SOUS-ACTION 02 : SOUTIEN DANS LE DOMAINE DU CINEMA
Crédits déconcentrés (2,6 M€) :
Ces crédits contribuent à soutenir des manifestations (festivals et associations régionales de salles de proximité et d'Art et Essai essentiellement) qui favorisent la découverte d'œuvres cinématographiques peu diffusées et/ou produites localement . Les manifestations régionales soutenues ont un ancrage fort dans le territoire se traduisant par une présence tout au long de l'année, et s'attachant à mettre en place et entretenir des relations de partenariat avec d'autres structures culturelles régionales.

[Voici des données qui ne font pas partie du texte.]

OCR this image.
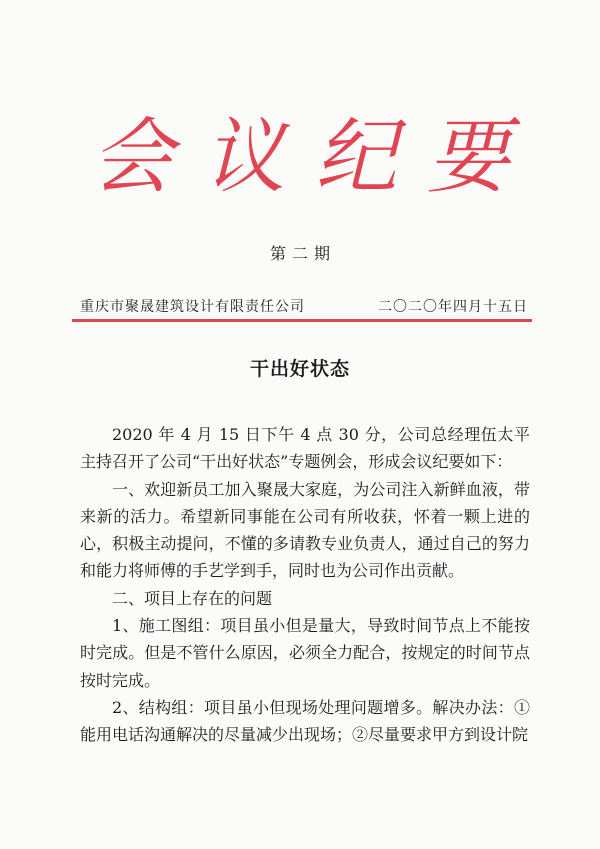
会议纪要
第二期
重庆市聚晟建筑设计有限责任公司	二〇二〇年四月十五日
干出好状态

2020 年 4 月 15 日下午 4 点 30 分，公司总经理伍太平主持召开了公司“干出好状态”专题例会，形成会议纪要如下：

一、欢迎新员工加入聚晟大家庭，为公司注入新鲜血液，带来新的活力。希望新同事能在公司有所收获，怀着一颗上进的心，积极主动提问，不懂的多请教专业负责人，通过自己的努力和能力将师傅的手艺学到手，同时也为公司作出贡献。

二、项目上存在的问题

1、施工图组：项目虽小但是量大，导致时间节点上不能按时完成。但是不管什么原因，必须全力配合，按规定的时间节点按时完成。

2、结构组：项目虽小但现场处理问题增多。解决办法：①能用电话沟通解决的尽量减少出现场；②尽量要求甲方到设计院
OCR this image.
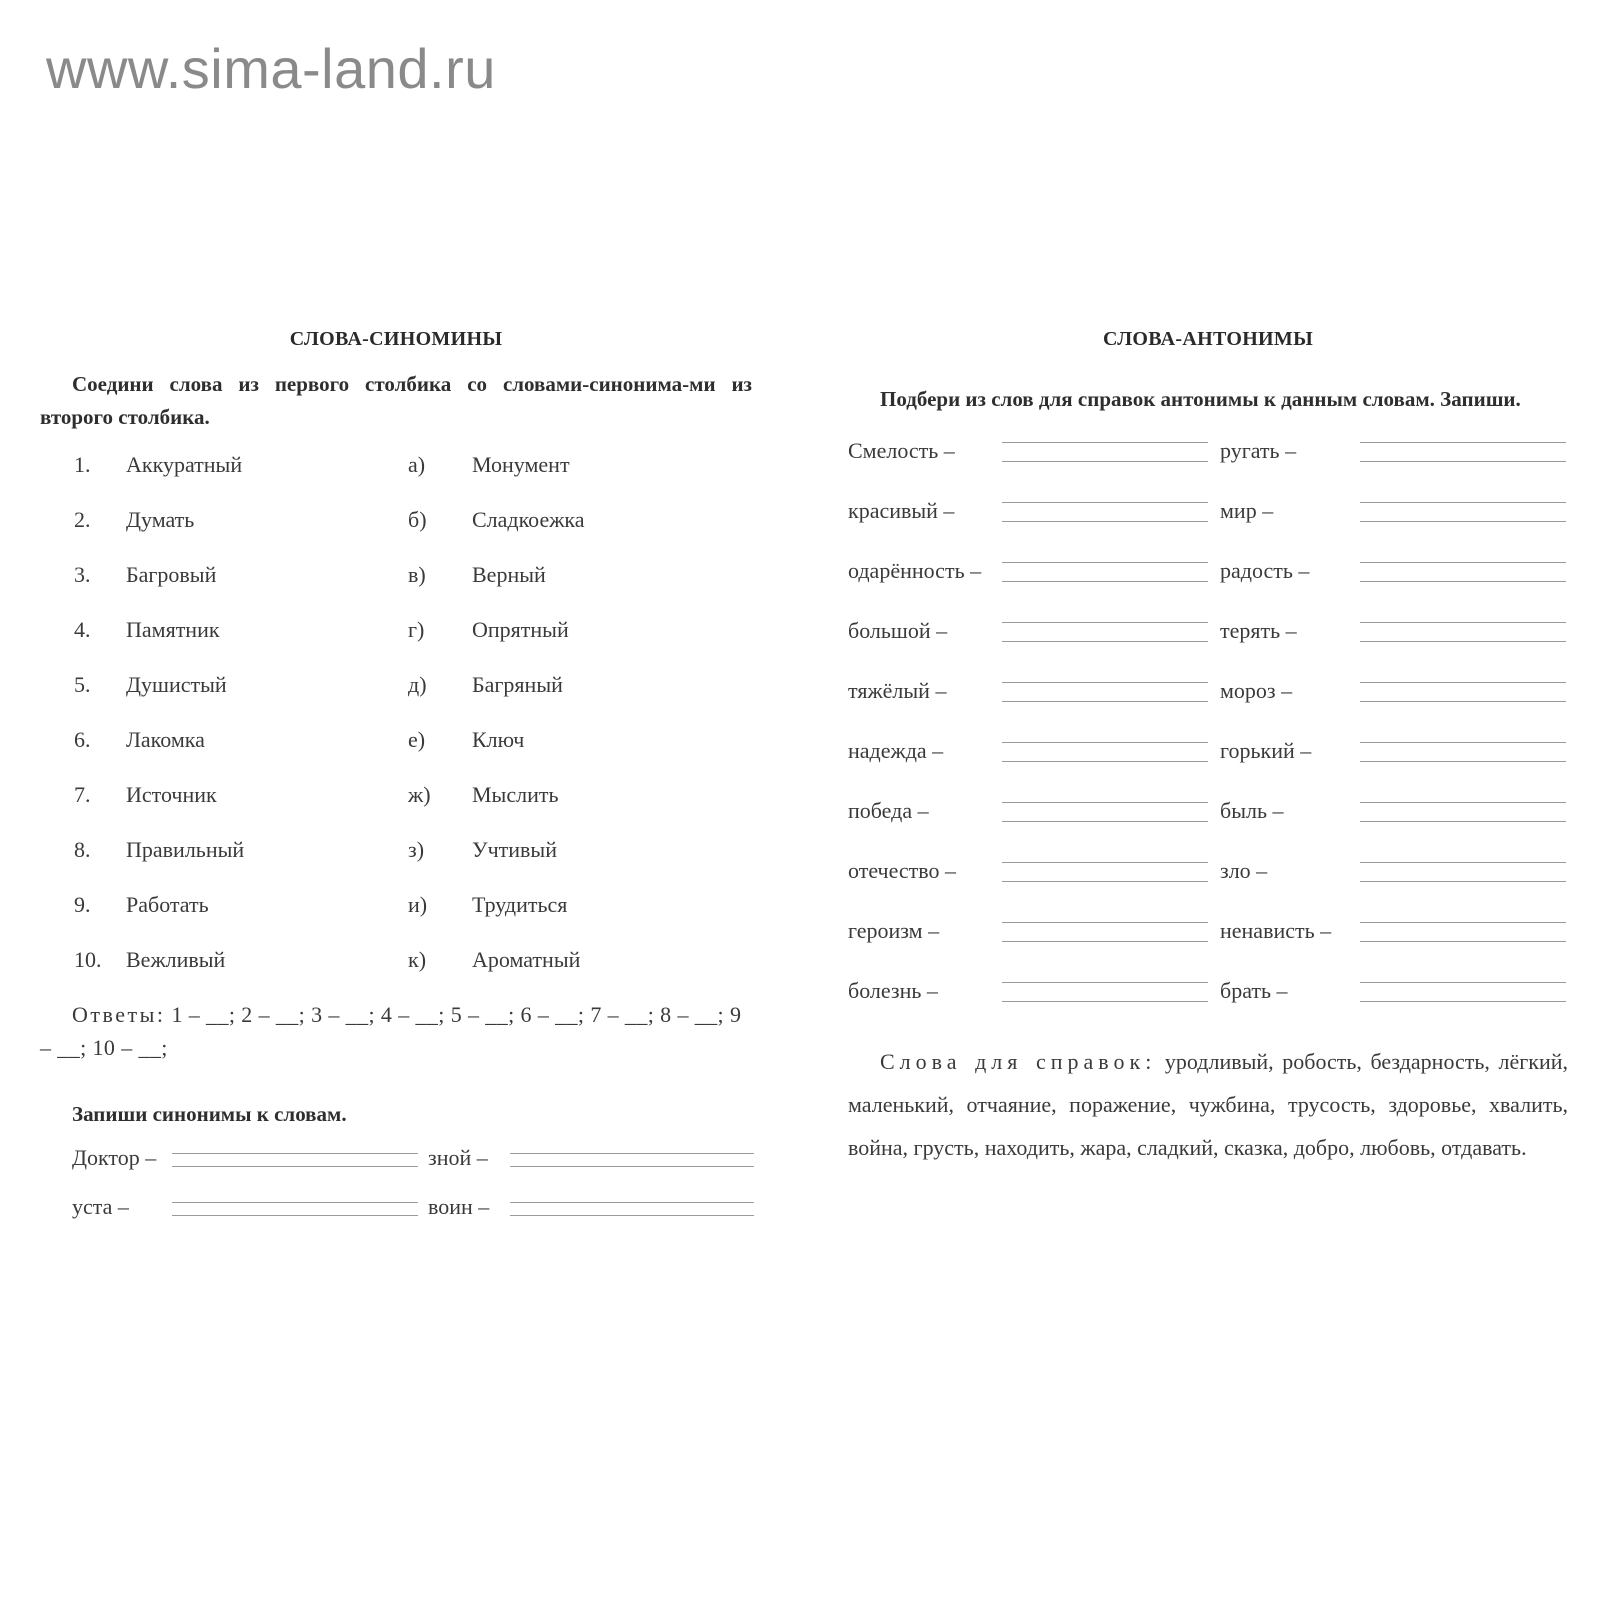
www.sima-land.ru
СЛОВА-СИНОМИНЫ
Соедини слова из первого столбика со словами-синонима-ми из второго столбика.
1. Аккуратный	а) Монумент
2. Думать	б) Сладкоежка
3. Багровый	в) Верный
4. Памятник	г) Опрятный
5. Душистый	д) Багряный
6. Лакомка	е) Ключ
7. Источник	ж) Мыслить
8. Правильный	з) Учтивый
9. Работать	и) Трудиться
10. Вежливый	к) Ароматный
Ответы: 1 – __; 2 – __; 3 – __; 4 – __; 5 – __; 6 – __; 7 – __; 8 – __; 9 – __; 10 – __;
Запиши синонимы к словам.
Доктор –	зной –
уста –	воин –
СЛОВА-АНТОНИМЫ
Подбери из слов для справок антонимы к данным словам. Запиши.
Смелость –	ругать –
красивый –	мир –
одарённость –	радость –
большой –	терять –
тяжёлый –	мороз –
надежда –	горький –
победа –	быль –
отечество –	зло –
героизм –	ненависть –
болезнь –	брать –
Слова для справок: уродливый, робость, бездарность, лёгкий, маленький, отчаяние, поражение, чужбина, трусость, здоровье, хвалить, война, грусть, находить, жара, сладкий, сказка, добро, любовь, отдавать.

SOUS-ACTION 03 : HAUTE AUTORITE POUR LA DIFFUSION DES OEUVRES ET LA PROTECTION DES DROITS SUR INTERNET (HADOPI)
Crédits centraux (8 M€) :
En 2013, les crédits inscrits pour la subvention de la Haute autorité pour la diffusion des œuvres s'élèvent à 8 M€ en AE=CP. Ils constituent la totalité du budget de l'HADOPI. Ils permettent de financer les missions d'appui au développement de l'offre légale et de protection des œuvres contre le téléchargement illégal confiées par le législateur à la Haute autorité, dont le dispositif de réponse graduée par l'envoi de messages d'avertissement aux internautes, la mise en place de procédures de labellisation des offres légales et des moyens de sécurisation, l'observation des usages licites et illicites, ainsi que les frais de fonctionnement de l'autorité publique indépendante (masse salariale, dépenses courantes).